Août 06, 2026 - 0 commentaires
Vinifier sans aucun traitement : le pari PIWI de Servaas Blockeel
Sous les rangs de vigne d'Otegem, en Flandre-Occidentale, un monde invisible s'active. Champignons, bactéries, racines entremêlées : tout un réseau souterrain relie la vigne au reste du vivant qui l'entoure.
C'est précisément ce réseau que Servaas Blockeel, du domaine Wijngaard Lijsternest, a choisi de protéger. Quitte à repenser, depuis la racine, sa façon de cultiver la vigne.
« Tous ces champignons vivent dans le sol, en contact avec le système racinaire des plantes, des arbres, de tout le reste, explique-t-il. Je voulais préserver cela. » Un principe qui, pour lui, exclut d'emblée un traitement pourtant courant dans le vignoble : la bouillie bordelaise.

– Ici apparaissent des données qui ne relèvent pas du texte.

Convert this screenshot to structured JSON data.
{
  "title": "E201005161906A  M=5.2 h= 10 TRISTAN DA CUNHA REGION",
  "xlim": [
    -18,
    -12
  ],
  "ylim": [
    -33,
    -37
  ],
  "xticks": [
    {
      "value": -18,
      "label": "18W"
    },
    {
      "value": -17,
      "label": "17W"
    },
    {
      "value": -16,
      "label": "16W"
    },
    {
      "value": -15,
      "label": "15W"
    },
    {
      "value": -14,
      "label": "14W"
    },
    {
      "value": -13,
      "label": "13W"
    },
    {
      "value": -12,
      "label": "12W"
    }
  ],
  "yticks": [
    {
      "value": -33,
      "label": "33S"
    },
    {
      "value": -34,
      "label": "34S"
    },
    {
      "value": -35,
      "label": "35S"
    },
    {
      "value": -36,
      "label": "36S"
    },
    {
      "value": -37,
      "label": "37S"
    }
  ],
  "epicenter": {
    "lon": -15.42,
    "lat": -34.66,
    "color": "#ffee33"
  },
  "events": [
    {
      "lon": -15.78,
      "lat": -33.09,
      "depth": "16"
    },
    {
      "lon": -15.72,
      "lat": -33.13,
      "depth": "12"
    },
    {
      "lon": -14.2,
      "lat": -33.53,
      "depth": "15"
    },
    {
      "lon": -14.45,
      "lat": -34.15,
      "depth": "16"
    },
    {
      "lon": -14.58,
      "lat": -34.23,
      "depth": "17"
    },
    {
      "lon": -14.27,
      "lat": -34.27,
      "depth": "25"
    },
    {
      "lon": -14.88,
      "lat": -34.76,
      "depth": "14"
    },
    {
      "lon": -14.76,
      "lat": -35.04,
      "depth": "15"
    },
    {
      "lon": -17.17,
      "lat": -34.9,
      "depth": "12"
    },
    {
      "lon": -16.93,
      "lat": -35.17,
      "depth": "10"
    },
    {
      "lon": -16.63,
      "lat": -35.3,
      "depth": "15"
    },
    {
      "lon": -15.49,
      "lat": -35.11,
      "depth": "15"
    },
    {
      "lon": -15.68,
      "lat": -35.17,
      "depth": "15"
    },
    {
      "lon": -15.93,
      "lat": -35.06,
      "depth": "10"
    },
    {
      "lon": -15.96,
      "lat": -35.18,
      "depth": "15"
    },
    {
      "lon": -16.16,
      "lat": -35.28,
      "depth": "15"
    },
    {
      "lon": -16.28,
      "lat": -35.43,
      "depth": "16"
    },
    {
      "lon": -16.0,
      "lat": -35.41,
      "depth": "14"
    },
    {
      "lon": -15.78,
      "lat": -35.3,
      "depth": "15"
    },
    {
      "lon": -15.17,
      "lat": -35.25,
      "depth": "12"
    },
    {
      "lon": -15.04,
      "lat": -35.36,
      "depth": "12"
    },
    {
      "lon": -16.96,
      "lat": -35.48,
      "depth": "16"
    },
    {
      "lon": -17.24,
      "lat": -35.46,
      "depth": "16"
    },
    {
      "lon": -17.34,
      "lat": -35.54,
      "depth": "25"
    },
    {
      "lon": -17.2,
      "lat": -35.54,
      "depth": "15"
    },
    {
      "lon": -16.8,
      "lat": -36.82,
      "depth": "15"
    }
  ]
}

Qu'est-ce que la bouillie bordelaise ?
La bouillie bordelaise est un fongicide à base de sulfate de cuivre et de chaux, utilisé depuis la fin du XIXe siècle pour lutter contre le mildiou. Autorisée en agriculture biologique, sous certaines limites, elle reste largement employée en Europe. Son revers : le cuivre s'accumule dans le sol au fil des années, au détriment de la vie microbienne, celle-là même que Blockeel cherche à préserver.
Sans ce traitement, deux voies s'offrent à un vigneron : changer ses pratiques, ou changer sa génétique. Avec le seul vitis vinifera, Blockeel savait à quoi s'attendre : un bon millésime tous les cinq ans, et des pertes le reste du temps. « Si on ne change pas la génétique, on est perdu d'avance », résume-t-il. Il lui fallait un autre ADN.
Les cépages PIWI, une autre génétique pour la vigne
Les cépages PIWI (de l'allemand pilzwiderstandsfähig, « résistant aux champignons ») sont des hybrides interspécifiques, nés du croisement entre vitis vinifera et d'autres espèces de vigne, notamment américaines et asiatiques. Sélectionnés depuis le milieu du XXe siècle en Allemagne, en Suisse, en Autriche et en Italie, ils portent dans leurs gènes une résistance naturelle au mildiou et à l'oïdium, les deux maladies fongiques qui pèsent le plus sur la vigne, de quoi réduire drastiquement, voire supprimer, le recours aux traitements.
Blockeel est allé à la rencontre des vignerons qui travaillaient déjà ces cépages dans les quatre pays. À la dégustation, un trait revenait souvent : une petite note verdâtre, propre à ces variétés vinifiées seules.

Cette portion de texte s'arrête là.